Citat från Great Jewish Men

"Schiff also served as a director or advisor for many banks, insurance firms, and other companies. He helped float loans to the American government as well as to foreign countries. The most important was the two-hundred-million-dollar bond issue for Japan at the time of the 1904-1905 Russo-Japanese War. Furious with the Russians over their anti-Semitic policies, Schiff called the czarist government 'the enemy of government.' He was pleased to support the Japanese in their war effort. He also encouraged an armed revolt against the Czar. When the Japanese won the war, Schiff was presented with the Second Order of the Treasure, becoming the first foreigner to receive an official medal at the imperial palace.
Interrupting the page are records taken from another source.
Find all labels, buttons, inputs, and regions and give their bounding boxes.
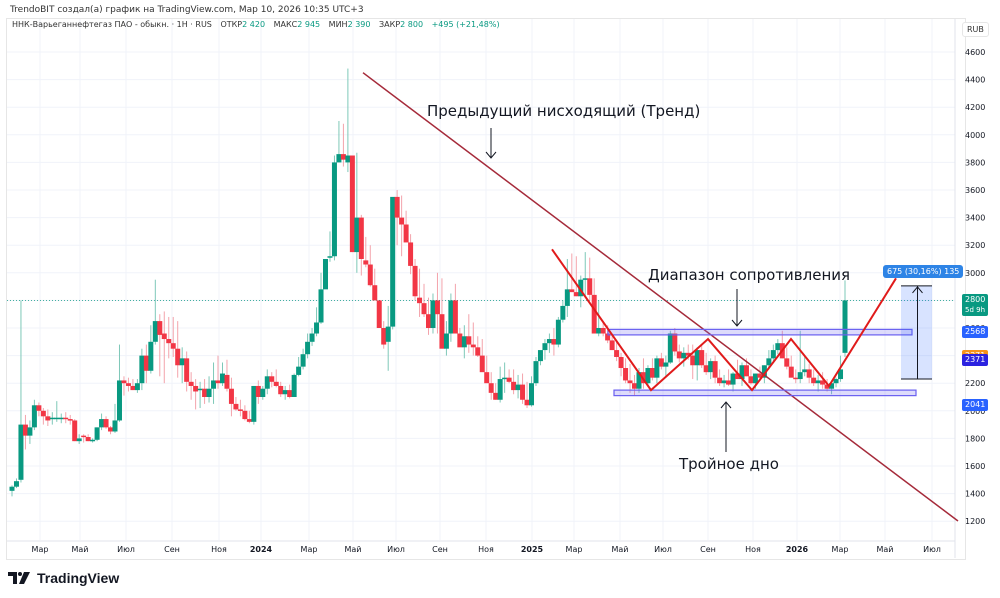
currency-button[interactable]: RUB (962, 22, 989, 37)
measure-label[interactable]: 675 (30,16%) 135 (883, 265, 964, 278)
support-zone[interactable] (613, 389, 917, 397)
high-label: МАКС (273, 20, 298, 29)
time-tick: Июл (387, 545, 405, 554)
high-value: 2 945 (297, 20, 321, 29)
price-tick: 4400 (965, 76, 985, 85)
time-tick: Мар (832, 545, 849, 554)
time-axis[interactable]: Мар Май Июл Сен Ноя 2024 Мар Май Июл Сен Ноя 2025 Ма… (7, 540, 955, 554)
time-tick: Май (344, 545, 361, 554)
time-tick: Ноя (211, 545, 227, 554)
time-tick: 2025 (521, 545, 544, 554)
chart-frame[interactable] (6, 18, 966, 560)
resistance-annotation[interactable]: Диапазон сопротивления (648, 266, 850, 284)
measure-area[interactable] (901, 285, 932, 380)
triple-bottom-annotation[interactable]: Тройное дно (678, 455, 779, 473)
price-badge: 2800 5d 9h (962, 294, 989, 317)
time-tick: Сен (164, 545, 180, 554)
price-badge: 2568 (962, 326, 989, 339)
price-axis[interactable]: 4600440042004000380036003400320030002800… (954, 19, 985, 558)
price-tick: 1400 (965, 490, 985, 499)
low-value: 2 390 (347, 20, 371, 29)
open-value: 2 420 (242, 20, 266, 29)
triple-bottom-arrow-up-icon-head (720, 401, 732, 409)
close-label: ЗАКР (379, 20, 401, 29)
price-tick: 3400 (965, 214, 985, 223)
time-tick: Мар (301, 545, 318, 554)
time-tick: 2024 (250, 545, 273, 554)
price-badge: 2041 (962, 399, 989, 412)
price-tick: 3200 (965, 241, 985, 250)
price-badge: 2371 (962, 353, 989, 366)
price-tick: 4200 (965, 103, 985, 112)
time-tick: Ноя (745, 545, 761, 554)
change-value: +495 (+21,48%) (431, 20, 500, 29)
open-label: ОТКР (220, 20, 243, 29)
price-tick: 3000 (965, 269, 985, 278)
price-tick: 4600 (965, 48, 985, 57)
time-tick: Мар (32, 545, 49, 554)
price-tick: 3800 (965, 158, 985, 167)
trend-annotation[interactable]: Предыдущий нисходящий (Тренд) (427, 102, 700, 120)
time-tick: Сен (432, 545, 448, 554)
pattern-zigzag-line[interactable] (551, 248, 897, 392)
time-tick: Июл (654, 545, 672, 554)
trend-arrow-down-icon-head (485, 151, 497, 159)
time-tick: Сен (700, 545, 716, 554)
price-tick: 1200 (965, 517, 985, 526)
symbol-legend[interactable]: ННК-Варьеганнефтегаз ПАО - обыкн. · 1Н ·… (12, 20, 500, 29)
annotation-layer[interactable]: Предыдущий нисходящий (Тренд) Диапазон с… (427, 102, 850, 473)
time-tick: Июл (117, 545, 135, 554)
time-tick: Май (876, 545, 893, 554)
price-tick: 1800 (965, 434, 985, 443)
drawings-layer[interactable] (362, 72, 959, 522)
tradingview-logo-icon (8, 572, 30, 584)
time-tick: 2026 (786, 545, 809, 554)
price-tick: 2200 (965, 379, 985, 388)
tradingview-logo[interactable]: TradingView (8, 570, 119, 586)
resistance-arrow-down-icon-head (731, 319, 743, 327)
price-tick: 1600 (965, 462, 985, 471)
price-tick: 4000 (965, 131, 985, 140)
time-tick: Июл (923, 545, 941, 554)
grid-lines (7, 19, 955, 540)
time-tick: Мар (566, 545, 583, 554)
tradingview-logo-text: TradingView (37, 570, 120, 586)
candlestick-series (9, 68, 848, 497)
price-tick: 3600 (965, 186, 985, 195)
time-tick: Ноя (478, 545, 494, 554)
time-tick: Май (611, 545, 628, 554)
price-tick: 2000 (965, 407, 985, 416)
chart-caption: TrendoBIT создал(а) график на TradingVie… (10, 5, 364, 15)
downtrend-line[interactable] (362, 72, 959, 522)
resistance-zone[interactable] (607, 328, 913, 336)
time-tick: Май (71, 545, 88, 554)
low-label: МИН (328, 20, 348, 29)
symbol-name: ННК-Варьеганнефтегаз ПАО - обыкн. · 1Н ·… (12, 20, 212, 29)
close-value: 2 800 (400, 20, 424, 29)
In 1910 Schiff was one of several Americans who campaigned to revoke a commercial treaty with the Russians over their mistreatment of Russian Jews. Although the Russians sought him out for loans as well, he was steadfast in his refusals to grant them. Schiff made sure that no one else at Kuhn, Loeb underwrote Russian loans either. He did provide financial support for Russian-Jewish self-defense groups. It was only with the fall of the Czar in 1917 that Schiff dropped his opposition to underwriting the Russian government; he provided some support for the Kerensky government. But, angry at the Russians for refusing to honor the passports of American Jews, he successfully campaigned to abrogate the Russian-American Treaty of 1932. [...] During World War I Schiff and some of his American Jewish peers were assailed by the newer generations of Zionist leaning leaders for their indifference to Zionism. Schiff had indeed been a strong foe of Zionism, believing it a secular, nationalistic perversion of the Jewish faith and incompatible with American citizenship. He gave some funds to agricultural projects in Palestine, however, and by 1916 he had shifted his beliefs to be in favor of Zionist efforts, openly supporting the notion of a cultural homeland for Jews in Palestine".